Sabancı Üniversitesi Kurumsal İdare Forumu; TÜSİAD iş birliği, Birleşmiş Milletler Nüfus Fonu (UNFPA) ve Sabancı Vakfı dayanağıyla 2014 yılında başlattığı “İş Dünyası Aile İçi Şiddete Karşı” projesi kapsamında hazırladığı “Salgın Sürecinde Çalışma Hayatı ve Mesken İçi Şiddet” raporu yayımlandı. Buna nazaran; iştirakçilerin yüzde 64.2’si eş ya da sevgilisi ile tıpkı meskeni paylaşıyor. İştirakçilerin yüzde 72.6’sının eğitim düzeyinin üniversite ve üstü olduğu görülüyor. Toplam bin 163 kişinin katıldığı çalışmanın çarpıcı sonuçları ise şöyle: Bayan iştirakçilerin yüzde 12.2’si son üç ayda en az bir kere fizikî şiddet, yüzde 8.6’sı en az bir kere cinsel şiddete maruz kaldığını belirti. Yüzde 57.6’sı ise son üç ay içerisinde en az bir kere ruhsal şiddet olarak nitelenen davranışa maruz kaldığını söz etti.
Sonuçlar, fizikî yahut ruhsal şiddete maruz kalan bayanların pandemi sürecinde işyerlerinde çalışmaya devam ederek kendilerini müdafaaya çalıştıklarını düşündürüyor.
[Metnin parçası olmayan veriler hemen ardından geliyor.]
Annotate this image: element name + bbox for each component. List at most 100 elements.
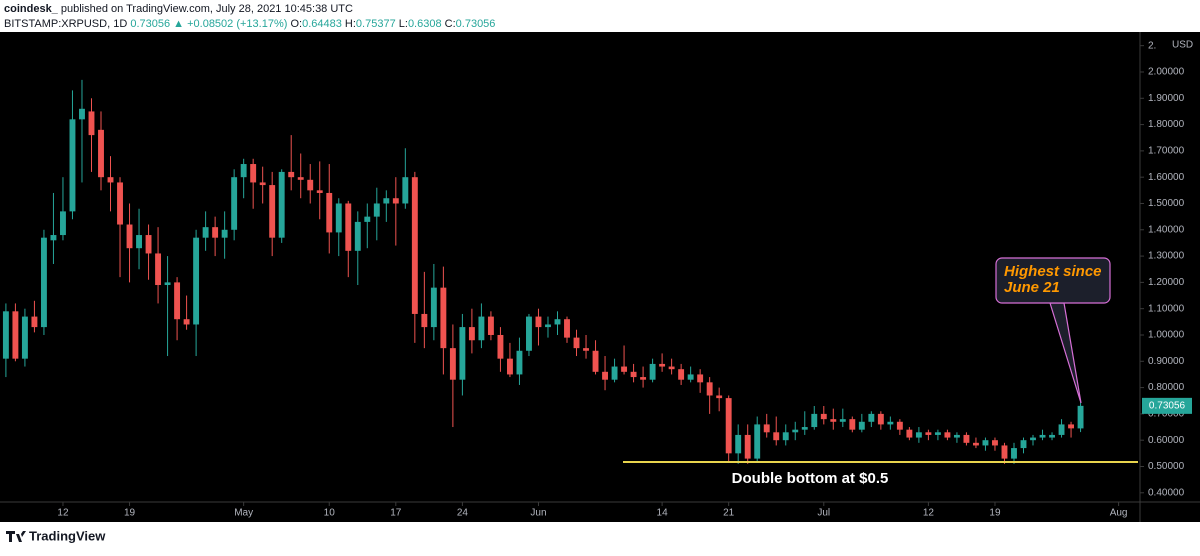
x-tick-label: 21 [723, 508, 735, 519]
y-tick-label: 0.80000 [1148, 382, 1185, 393]
candle-body [706, 382, 713, 396]
header-line-2: BITSTAMP:XRPUSD, 1D 0.73056 ▲ +0.08502 (… [4, 18, 495, 30]
candle-body [602, 371, 608, 380]
candle-body [811, 413, 818, 428]
candle-body [697, 374, 704, 383]
candle-body [649, 363, 656, 380]
y-tick-label: 0.70000 [1148, 409, 1185, 420]
candle-body [526, 316, 532, 351]
last-price: 0.73056 [130, 18, 170, 30]
y-tick-label: 1.20000 [1148, 277, 1185, 288]
candle-body [868, 413, 875, 422]
x-tick-label: 19 [989, 508, 1001, 519]
candle-body [858, 421, 865, 430]
candle-body [516, 350, 523, 375]
candle-body [79, 108, 85, 120]
x-tick-label: 12 [57, 508, 69, 519]
candle-body [145, 235, 152, 254]
candle-body [763, 424, 770, 433]
footer-bar [0, 522, 1200, 551]
header-line-1: coindesk_ published on TradingView.com, … [4, 3, 353, 15]
candle-body [982, 440, 989, 446]
candle-body [953, 434, 960, 438]
x-tick-label: 24 [457, 508, 469, 519]
candle-body [155, 253, 162, 286]
candle-body [440, 287, 447, 349]
candle-body [640, 377, 647, 380]
candle-body [773, 432, 780, 441]
candle-body [278, 171, 285, 238]
y-tick-label: 1.10000 [1148, 303, 1185, 314]
y-tick-label: 2.00000 [1148, 67, 1185, 78]
y-tick-label: 0.50000 [1148, 461, 1185, 472]
x-tick-label: Aug [1110, 508, 1128, 519]
x-tick-label: 19 [124, 508, 136, 519]
logo [6, 531, 26, 542]
candle-body [383, 198, 390, 204]
candle-body [259, 182, 266, 186]
candle-body [716, 395, 723, 399]
candle-body [326, 192, 333, 233]
candle-body [782, 432, 789, 441]
candle-body [1058, 424, 1065, 435]
candle-body [1011, 448, 1017, 459]
candle-body [373, 203, 380, 217]
candle-body [411, 177, 418, 314]
candle-body [1049, 434, 1055, 438]
candle-body [896, 421, 903, 430]
candle-body [2, 311, 9, 359]
candle-body [12, 311, 19, 359]
symbol: BITSTAMP:XRPUSD, 1D [4, 18, 127, 30]
candle-body [392, 198, 399, 204]
candle-body [887, 421, 894, 425]
candle-body [497, 334, 504, 359]
x-tick-label: Jun [530, 508, 546, 519]
candle-body [307, 179, 314, 191]
y-tick-label: 0.40000 [1148, 487, 1185, 498]
candle-body [944, 432, 951, 438]
candle-body [221, 229, 228, 238]
candle-body [316, 190, 323, 193]
candle-body [725, 398, 732, 454]
y-tick-label: 1.80000 [1148, 119, 1185, 130]
candle-body [459, 327, 466, 380]
candle-body [668, 366, 675, 370]
support-annotation: Double bottom at $0.5 [732, 470, 889, 487]
candle-body [468, 327, 475, 341]
candle-body [687, 374, 694, 380]
close-value: 0.73056 [456, 18, 496, 30]
candle-body [678, 369, 685, 380]
candle-body [992, 440, 998, 446]
open-label: O: [290, 18, 302, 30]
candle-body [915, 432, 922, 438]
low-label: L: [399, 18, 408, 30]
y-tick-label: 1.00000 [1148, 330, 1185, 341]
candle-body [240, 164, 247, 178]
candle-body [830, 419, 837, 422]
candle-body [744, 434, 751, 459]
candle-body [564, 319, 570, 338]
candle-body [88, 111, 95, 136]
candle-body [430, 287, 437, 328]
x-tick-label: 14 [657, 508, 669, 519]
candle-body [421, 313, 428, 328]
callout-text: Highest since [1004, 263, 1102, 280]
y-tick-label: 1.70000 [1148, 146, 1185, 157]
candle-body [535, 316, 542, 328]
candle-body [231, 177, 238, 230]
candle-body [621, 366, 628, 372]
candle-body [592, 350, 599, 372]
candle-body [1039, 434, 1046, 438]
candle-body [735, 434, 742, 454]
y-tick-label: 2. [1148, 40, 1156, 51]
candle-body [506, 358, 513, 375]
candle-body [364, 216, 371, 222]
candle-body [573, 337, 580, 349]
logo-icon [6, 531, 26, 542]
candle-body [934, 432, 941, 435]
candle-body [202, 227, 209, 238]
candle-body [136, 235, 142, 249]
y-tick-label: 1.50000 [1148, 198, 1185, 209]
candle-body [126, 224, 133, 249]
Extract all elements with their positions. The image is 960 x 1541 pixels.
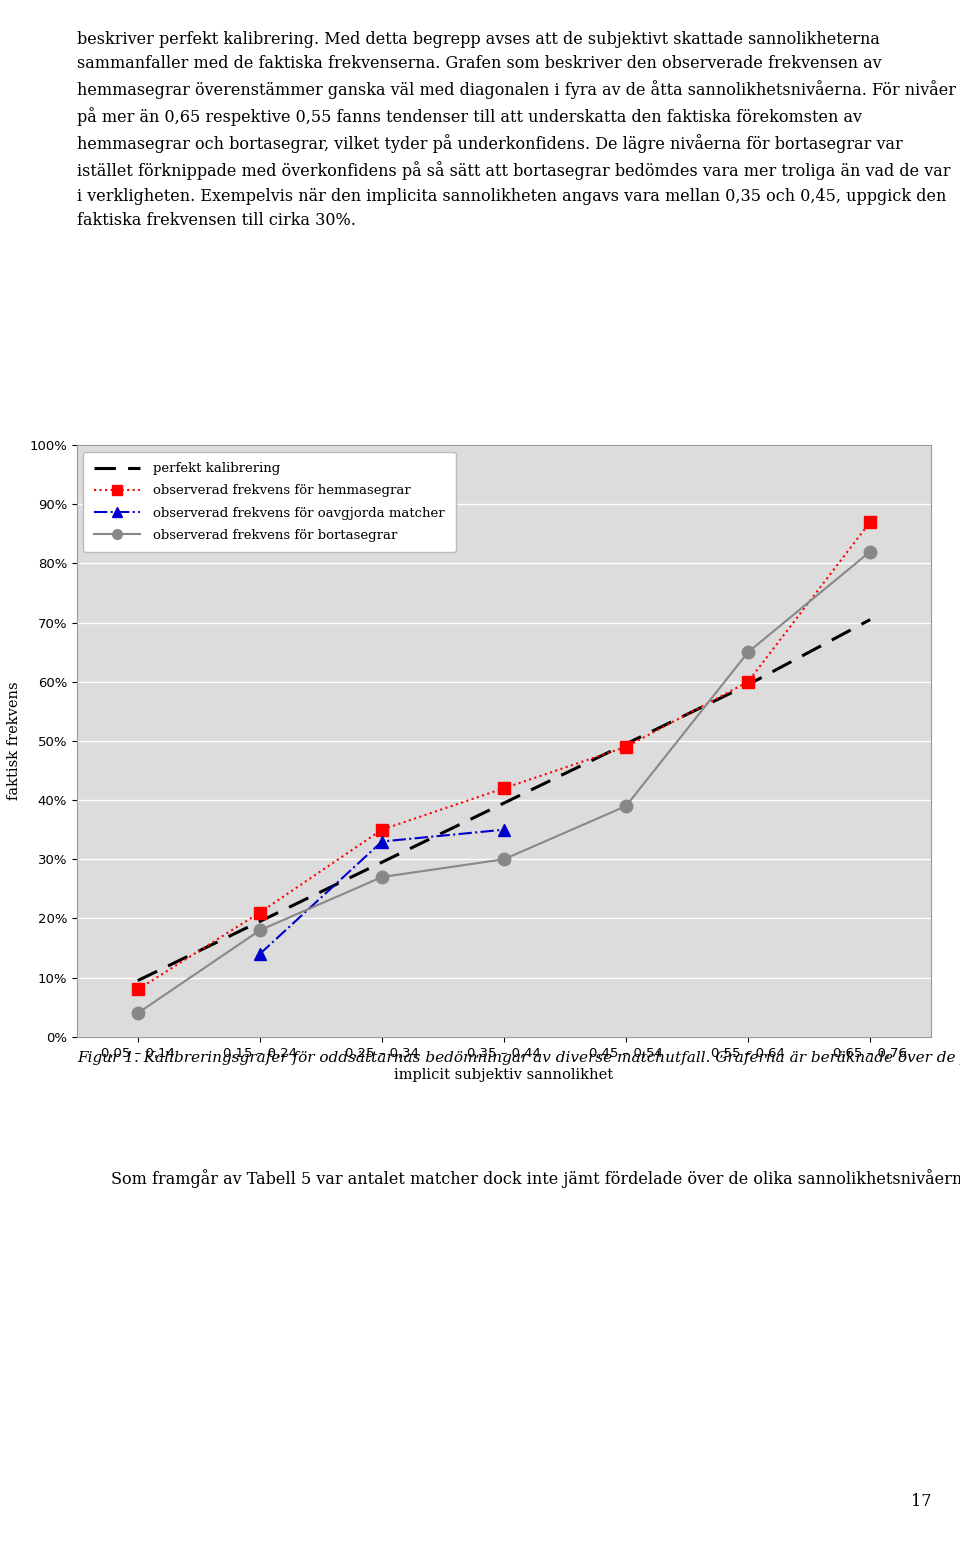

Pandemi sırasında son üç ay içerisinde en az bir kez fizikî ve cinsel şiddet yaşadıklarını rapor eden evli yahut bir bağ içerisinde olan bayanların yaklaşık yüzde 50’si, pandemi sonrasında işyerinde çalışmaya geri dönmek isterken yalnızca yüzde 10’u olabildiğince sık meskenden çalışmaya devam etmek istiyor.
Erkeklere toplumsal, ekonomik, fizikî ve ruhsal şiddet içeren davranışlar farklı ayrı belirterek bu davranışları gösterip göstermedikleri sorulduğunda ise yüzde 65 üzere yüksek oranda, erkeğin son üç ay içerisinde bu tip davranışları en az bir defa birlikte olduğu bayana karşı gösterdiğini kabul ettiği görülüyor. Bu davranışlar ortasında maaşını denetim etme, öteki erkeklerle konuşmasına sonlanma, ailesi ve arkadaşlarından uzaklaştırma yer alıyor. Bu oranlar şiddet algısının fizikî şiddetle sonlu olduğunu gösteriyor.
Mesken inançsız yer oldu
Raporu pahalandıran Sabancı Vakfı Genel Müdürü Nevgül Bilsel Safkan, pandemi devrinde meskenlerin birden fazla bayan için inançsız yerler haline geldiğini belirtti. UNFPA Türkiye Temsilcisi Hassan Mohtashami de, Kovid 19 salgını mühletince Türkiye’de dahil olmak üzere toplumsal cinsiyete dayalı şiddetin dünya çapında muazzam arttığını belirterek, “Artık harekete geçip tek bir gün değil 365 gün ‘Şiddete hayır’ deme zamanıdır” dedi.
Saklıyorlar
Şiddet gören bayanların yarısına yakını bu durumu kimseyle paylaşmadıklarını belirtirken, hiçbir bayanın bu durumu işyeri ile paylaşmaması dikkat çekiyor. Öte yandan ankete katılan tüm çalışanların yüzde 10.3’ü pandemi sürecinde bir ya da daha fazla iş arkadaşının şiddete maruz kaldığını duyduklarını belirtti. İdari işler ve emekçi durumlarında çalışan bayanlar, eşiyle birebir meskende yaşayan akademisyen, yönetici ve uzman durumlarında çalışan bayanlara kıyasla manalı derecede daha fazla fizikî, cinsel ve ruhsal şiddete maruz kalıyor.